Nov. 23, 2015 – Ruby Kless Sondock, who helped open doors to women at the University of Houston law school as well as the state’s judicial chambers, was inducted recently as the 19th Texas Legal Legend by the litigation section of the State Bar of Texas.
“Justice Sondock’s career and life is an example of how legal education is so powerful,” said UH Law Center Dean Leonard M. Baynes while welcoming faculty, staff, students, and guests to the induction ceremony Nov. 11 at the school. “Her life is an emblem of the changes and progress in the role of women, our society, and the legal profession.”
“A Texas Legal Legend is somebody who does something bigger than them self, somebody that’s a giver not a taker, somebody that understands as a lawyer, ‘I have to do something to help preserve our rights,’ ” said Wes Christian, co-chair of the Texas Legal Legends Committee. “The person we are inducting today is the epitome of an exceptional lawyer and worthy of being inducted as a Texas Legal Legend.”
Jennifer Doan, committee co-chair, introduced Sondock and spoke about the stereotypical limitations she faced at the beginning of her legal education and career.
“Her goal wasn’t to graduate and join a big Texas law firm, because that was never going to happen; the opportunities didn’t exist for women then like they do today,” said Doan. “It was completely different back when she started law school and we owe that difference to women like Ruby.”
Sondock passed the bar in 1961 before she graduated from law school as valedictorian and one of five women in the Class of 1962. In her first year of practicing law, she led a case before the Texas Supreme Court. She was the first female appointed to the bench of the Harris County Domestic Relations Court and later became the first female state district judge in Harris County. In 1982, she was appointed as the first woman to serve on the Texas Supreme Court in a regular session.

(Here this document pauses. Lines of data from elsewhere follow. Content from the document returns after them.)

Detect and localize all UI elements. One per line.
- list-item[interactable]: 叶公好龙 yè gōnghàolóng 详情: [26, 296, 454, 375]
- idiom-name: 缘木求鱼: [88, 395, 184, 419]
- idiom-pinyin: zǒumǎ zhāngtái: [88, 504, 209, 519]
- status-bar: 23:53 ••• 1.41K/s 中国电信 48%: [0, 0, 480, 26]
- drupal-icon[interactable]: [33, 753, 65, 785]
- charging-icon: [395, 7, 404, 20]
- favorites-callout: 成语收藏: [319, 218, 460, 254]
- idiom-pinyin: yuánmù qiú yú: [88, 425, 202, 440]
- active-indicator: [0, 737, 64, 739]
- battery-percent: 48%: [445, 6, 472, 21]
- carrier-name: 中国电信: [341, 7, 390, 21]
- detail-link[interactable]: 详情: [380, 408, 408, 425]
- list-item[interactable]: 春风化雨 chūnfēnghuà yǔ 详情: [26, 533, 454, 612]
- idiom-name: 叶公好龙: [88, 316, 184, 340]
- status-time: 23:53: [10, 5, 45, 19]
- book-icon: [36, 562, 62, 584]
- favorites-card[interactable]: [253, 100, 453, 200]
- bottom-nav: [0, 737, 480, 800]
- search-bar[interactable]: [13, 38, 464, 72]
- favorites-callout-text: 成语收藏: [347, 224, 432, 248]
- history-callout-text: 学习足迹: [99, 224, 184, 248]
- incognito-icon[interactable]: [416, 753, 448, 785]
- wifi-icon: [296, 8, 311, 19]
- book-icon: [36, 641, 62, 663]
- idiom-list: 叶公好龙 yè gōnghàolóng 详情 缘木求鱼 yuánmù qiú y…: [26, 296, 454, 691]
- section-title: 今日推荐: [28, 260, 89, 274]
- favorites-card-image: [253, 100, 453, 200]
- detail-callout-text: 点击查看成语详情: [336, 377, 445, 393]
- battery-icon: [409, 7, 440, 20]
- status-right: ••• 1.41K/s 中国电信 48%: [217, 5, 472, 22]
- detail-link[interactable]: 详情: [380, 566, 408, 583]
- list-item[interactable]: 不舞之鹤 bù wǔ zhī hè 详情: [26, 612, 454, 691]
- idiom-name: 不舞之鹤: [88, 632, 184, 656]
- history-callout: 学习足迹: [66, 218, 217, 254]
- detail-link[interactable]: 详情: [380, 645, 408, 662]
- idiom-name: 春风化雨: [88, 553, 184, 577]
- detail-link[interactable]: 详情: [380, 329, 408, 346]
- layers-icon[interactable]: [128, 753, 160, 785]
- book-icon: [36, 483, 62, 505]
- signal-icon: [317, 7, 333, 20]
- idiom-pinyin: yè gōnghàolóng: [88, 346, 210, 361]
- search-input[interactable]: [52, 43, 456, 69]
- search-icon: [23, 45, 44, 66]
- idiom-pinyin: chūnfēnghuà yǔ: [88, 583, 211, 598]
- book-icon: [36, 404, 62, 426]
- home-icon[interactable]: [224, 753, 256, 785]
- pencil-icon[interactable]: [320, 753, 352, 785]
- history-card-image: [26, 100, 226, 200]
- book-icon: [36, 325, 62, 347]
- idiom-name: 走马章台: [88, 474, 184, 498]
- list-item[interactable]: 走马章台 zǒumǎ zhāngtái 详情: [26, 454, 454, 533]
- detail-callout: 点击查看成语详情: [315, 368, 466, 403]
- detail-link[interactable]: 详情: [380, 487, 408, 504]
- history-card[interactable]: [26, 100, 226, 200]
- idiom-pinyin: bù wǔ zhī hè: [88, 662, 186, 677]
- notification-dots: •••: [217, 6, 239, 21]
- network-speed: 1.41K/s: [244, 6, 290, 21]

“Today is truly an honor and whatever I’ve done has been going on for over 50 years and that’s a long time to do anything,” said Sondock. “In 1961 woman had zero chance of getting out and getting a job, and if you looked like me you couldn’t get an interview.
“Although I had no intention of going to work, and especially not before I had gotten my degree, I had begun to practice because the job found me, and I practiced while I was getting my last 15 credit hours.”
Sondock departed with words of wisdom for the students just starting their legal careers: “Life is hard and short, this is not the dress rehearsal. You’ll find there is something different in making a living, making a life, and making a difference.
“We may not be able to save the world, but we should never forget that the legal profession is dedicated to protecting and helping others, never think it is just about you.”